8. The method of claim 7, wherein training the language characterization module, the visual characterization module, and the multi-modal alignment module according to the training loss information comprises:

adjusting model parameters of the language characterization module, the visual characterization module, the multi-modal alignment module, the first pre-training task, the second pre-training task, and the loss weights with the aim of minimizing the training loss information;

And determining the multi-modal pre-training model according to the language characterization module, the visual characterization module and the multi-modal alignment module which are obtained after training.

9. A method of multi-modal data processing comprising:

acquiring multi-mode data to be processed;

inputting the multi-modal data to be processed into a multi-modal data processing model for data processing, wherein the multi-modal data processing model is obtained by performing task migration training based on the multi-modal pre-training model obtained in any one of claims 1-8.
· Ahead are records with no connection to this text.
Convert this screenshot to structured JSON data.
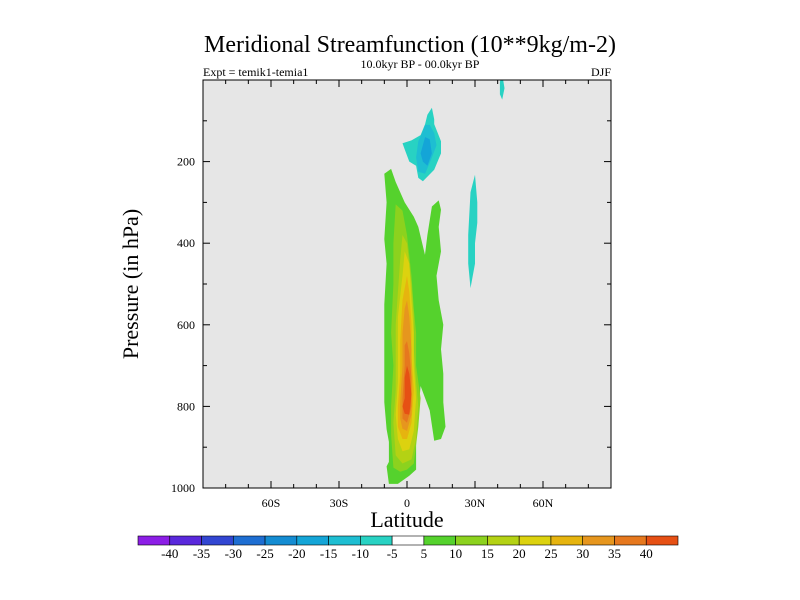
{
  "chart_data": {
    "type": "contour",
    "title": "Meridional Streamfunction (10**9kg/m-2)",
    "left_label": "Expt = temik1-temia1",
    "center_label": "10.0kyr BP - 00.0kyr BP",
    "right_label": "DJF",
    "xlabel": "Latitude",
    "ylabel": "Pressure (in hPa)",
    "xlim": [
      -90,
      90
    ],
    "ylim": [
      1000,
      0
    ],
    "x_ticks": [
      {
        "value": -60,
        "label": "60S"
      },
      {
        "value": -30,
        "label": "30S"
      },
      {
        "value": 0,
        "label": "0"
      },
      {
        "value": 30,
        "label": "30N"
      },
      {
        "value": 60,
        "label": "60N"
      }
    ],
    "y_ticks": [
      {
        "value": 200,
        "label": "200"
      },
      {
        "value": 400,
        "label": "400"
      },
      {
        "value": 600,
        "label": "600"
      },
      {
        "value": 800,
        "label": "800"
      },
      {
        "value": 1000,
        "label": "1000"
      }
    ],
    "colorbar": {
      "levels": [
        -40,
        -35,
        -30,
        -25,
        -20,
        -15,
        -10,
        -5,
        5,
        10,
        15,
        20,
        25,
        30,
        35,
        40
      ],
      "labels": [
        "-40",
        "-35",
        "-30",
        "-25",
        "-20",
        "-15",
        "-10",
        "-5",
        "5",
        "10",
        "15",
        "20",
        "25",
        "30",
        "35",
        "40"
      ],
      "colors": [
        "#8c1ee6",
        "#5a28dc",
        "#3246d2",
        "#1e6ed2",
        "#148cd2",
        "#14a5d7",
        "#1ebed2",
        "#28d2c3",
        "#ffffff",
        "#55d22d",
        "#8cd21e",
        "#b4d214",
        "#dcd20f",
        "#e6b40f",
        "#e6961e",
        "#e6781e",
        "#e65014"
      ]
    },
    "background_color": "#e6e6e6",
    "regions": [
      {
        "level": 5,
        "color": "#55d22d",
        "points": [
          [
            -9,
            947
          ],
          [
            -8,
            936
          ],
          [
            -8,
            887
          ],
          [
            -9,
            856
          ],
          [
            -10,
            790
          ],
          [
            -10,
            660
          ],
          [
            -10,
            550
          ],
          [
            -9,
            450
          ],
          [
            -10,
            390
          ],
          [
            -9,
            300
          ],
          [
            -10,
            230
          ],
          [
            -7,
            218
          ],
          [
            -5,
            250
          ],
          [
            -1,
            300
          ],
          [
            3,
            335
          ],
          [
            5,
            360
          ],
          [
            8,
            430
          ],
          [
            7,
            470
          ],
          [
            9,
            380
          ],
          [
            11,
            310
          ],
          [
            14,
            295
          ],
          [
            15,
            318
          ],
          [
            14,
            360
          ],
          [
            15,
            420
          ],
          [
            13,
            480
          ],
          [
            14,
            540
          ],
          [
            16,
            600
          ],
          [
            15,
            660
          ],
          [
            16,
            720
          ],
          [
            16,
            790
          ],
          [
            17,
            850
          ],
          [
            15,
            880
          ],
          [
            12,
            884
          ],
          [
            10,
            810
          ],
          [
            6,
            750
          ],
          [
            4,
            880
          ],
          [
            4,
            955
          ],
          [
            1,
            970
          ],
          [
            -4,
            990
          ],
          [
            -8,
            990
          ]
        ]
      },
      {
        "level": 10,
        "color": "#8cd21e",
        "points": [
          [
            -7,
            870
          ],
          [
            -7,
            800
          ],
          [
            -6,
            700
          ],
          [
            -7,
            620
          ],
          [
            -6,
            500
          ],
          [
            -6,
            400
          ],
          [
            -5,
            305
          ],
          [
            -2,
            320
          ],
          [
            0,
            380
          ],
          [
            2,
            480
          ],
          [
            3,
            560
          ],
          [
            4,
            620
          ],
          [
            4,
            700
          ],
          [
            6,
            780
          ],
          [
            5,
            850
          ],
          [
            3,
            940
          ],
          [
            0,
            955
          ],
          [
            -3,
            960
          ],
          [
            -6,
            950
          ]
        ]
      },
      {
        "level": 15,
        "color": "#b4d214",
        "points": [
          [
            -6,
            840
          ],
          [
            -5,
            760
          ],
          [
            -5,
            680
          ],
          [
            -5,
            600
          ],
          [
            -4,
            520
          ],
          [
            -3,
            440
          ],
          [
            -2,
            380
          ],
          [
            0,
            400
          ],
          [
            2,
            500
          ],
          [
            3,
            580
          ],
          [
            3,
            660
          ],
          [
            4,
            740
          ],
          [
            5,
            800
          ],
          [
            4,
            880
          ],
          [
            2,
            930
          ],
          [
            -2,
            940
          ],
          [
            -5,
            920
          ]
        ]
      },
      {
        "level": 20,
        "color": "#dcd20f",
        "points": [
          [
            -5,
            820
          ],
          [
            -4,
            740
          ],
          [
            -4,
            660
          ],
          [
            -4,
            580
          ],
          [
            -2,
            480
          ],
          [
            -1,
            420
          ],
          [
            1,
            450
          ],
          [
            2,
            540
          ],
          [
            3,
            620
          ],
          [
            3,
            700
          ],
          [
            4,
            780
          ],
          [
            3,
            860
          ],
          [
            1,
            905
          ],
          [
            -2,
            910
          ],
          [
            -4,
            880
          ]
        ]
      },
      {
        "level": 25,
        "color": "#e6b40f",
        "points": [
          [
            -4,
            800
          ],
          [
            -3,
            720
          ],
          [
            -3,
            640
          ],
          [
            -2,
            540
          ],
          [
            0,
            480
          ],
          [
            1,
            520
          ],
          [
            2,
            600
          ],
          [
            2,
            680
          ],
          [
            3,
            760
          ],
          [
            2,
            840
          ],
          [
            0,
            880
          ],
          [
            -2,
            880
          ],
          [
            -4,
            850
          ]
        ]
      },
      {
        "level": 30,
        "color": "#e6961e",
        "points": [
          [
            -3,
            790
          ],
          [
            -2,
            700
          ],
          [
            -2,
            620
          ],
          [
            -1,
            560
          ],
          [
            0,
            540
          ],
          [
            1,
            580
          ],
          [
            2,
            660
          ],
          [
            2,
            740
          ],
          [
            2,
            820
          ],
          [
            0,
            860
          ],
          [
            -2,
            855
          ],
          [
            -3,
            830
          ]
        ]
      },
      {
        "level": 35,
        "color": "#e6781e",
        "points": [
          [
            -2,
            780
          ],
          [
            -1,
            700
          ],
          [
            -1,
            650
          ],
          [
            0,
            640
          ],
          [
            1,
            670
          ],
          [
            2,
            730
          ],
          [
            2,
            800
          ],
          [
            0,
            840
          ],
          [
            -2,
            830
          ]
        ]
      },
      {
        "level": 40,
        "color": "#e65014",
        "points": [
          [
            -1,
            780
          ],
          [
            -1,
            730
          ],
          [
            0,
            700
          ],
          [
            1,
            720
          ],
          [
            2,
            770
          ],
          [
            1,
            820
          ],
          [
            -1,
            818
          ],
          [
            -2,
            800
          ]
        ]
      },
      {
        "level": -5,
        "color": "#28d2c3",
        "points": [
          [
            -2,
            155
          ],
          [
            2,
            148
          ],
          [
            6,
            135
          ],
          [
            8,
            108
          ],
          [
            9,
            85
          ],
          [
            11,
            68
          ],
          [
            12,
            96
          ],
          [
            12,
            108
          ],
          [
            15,
            150
          ],
          [
            15,
            180
          ],
          [
            12,
            220
          ],
          [
            7,
            248
          ],
          [
            5,
            240
          ],
          [
            4,
            210
          ],
          [
            1,
            200
          ],
          [
            -1,
            170
          ]
        ]
      },
      {
        "level": -10,
        "color": "#1ebed2",
        "points": [
          [
            4,
            190
          ],
          [
            5,
            150
          ],
          [
            7,
            125
          ],
          [
            8,
            110
          ],
          [
            10,
            110
          ],
          [
            12,
            130
          ],
          [
            13,
            160
          ],
          [
            11,
            190
          ],
          [
            8,
            230
          ],
          [
            5,
            225
          ]
        ]
      },
      {
        "level": -15,
        "color": "#14a5d7",
        "points": [
          [
            6,
            180
          ],
          [
            8,
            140
          ],
          [
            10,
            145
          ],
          [
            11,
            180
          ],
          [
            9,
            210
          ],
          [
            7,
            200
          ]
        ]
      },
      {
        "level": -5,
        "color": "#28d2c3",
        "points": [
          [
            28,
            275
          ],
          [
            30,
            232
          ],
          [
            31,
            300
          ],
          [
            31,
            350
          ],
          [
            30,
            400
          ],
          [
            30,
            450
          ],
          [
            28,
            510
          ],
          [
            27,
            450
          ],
          [
            27,
            380
          ]
        ]
      },
      {
        "level": -5,
        "color": "#28d2c3",
        "points": [
          [
            41,
            5
          ],
          [
            42,
            -15
          ],
          [
            43,
            20
          ],
          [
            42,
            48
          ],
          [
            41,
            35
          ]
        ]
      }
    ]
  }
}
10. A training device for a multimodal pre-training model, the device comprising:

the feature extraction module is configured to perform feature extraction on the target training text to obtain target text features; extracting features of the target training image to obtain target image features; the target training text and the target training image are obtained by performing content masking on an original training sample;

the multi-mode alignment module is configured to perform feature alignment and feature fusion on the target text features and the target image features to obtain fusion features;

the prediction module is configured to predict the masking content of the fusion characteristics to obtain a first prediction result; performing image-text matching prediction on the fusion characteristics to obtain a second prediction result;

A loss determination module configured to determine training loss information based on the first prediction result and the second prediction result;

and the training module is configured to train the language characterization module, the visual characterization module and the multi-modal alignment module according to the training loss information so as to obtain a multi-modal pre-training model.

11. An electronic device, comprising: one or more processors; and

storage means for storing one or more programs which when executed by the one or more processors cause the one or more processors to implement the method of any of claims 1 to 9.

12. A computer readable storage medium, on which a computer program is stored, characterized in that the program, when being executed by a processor, implements the method according to any one of claims 1 to 9.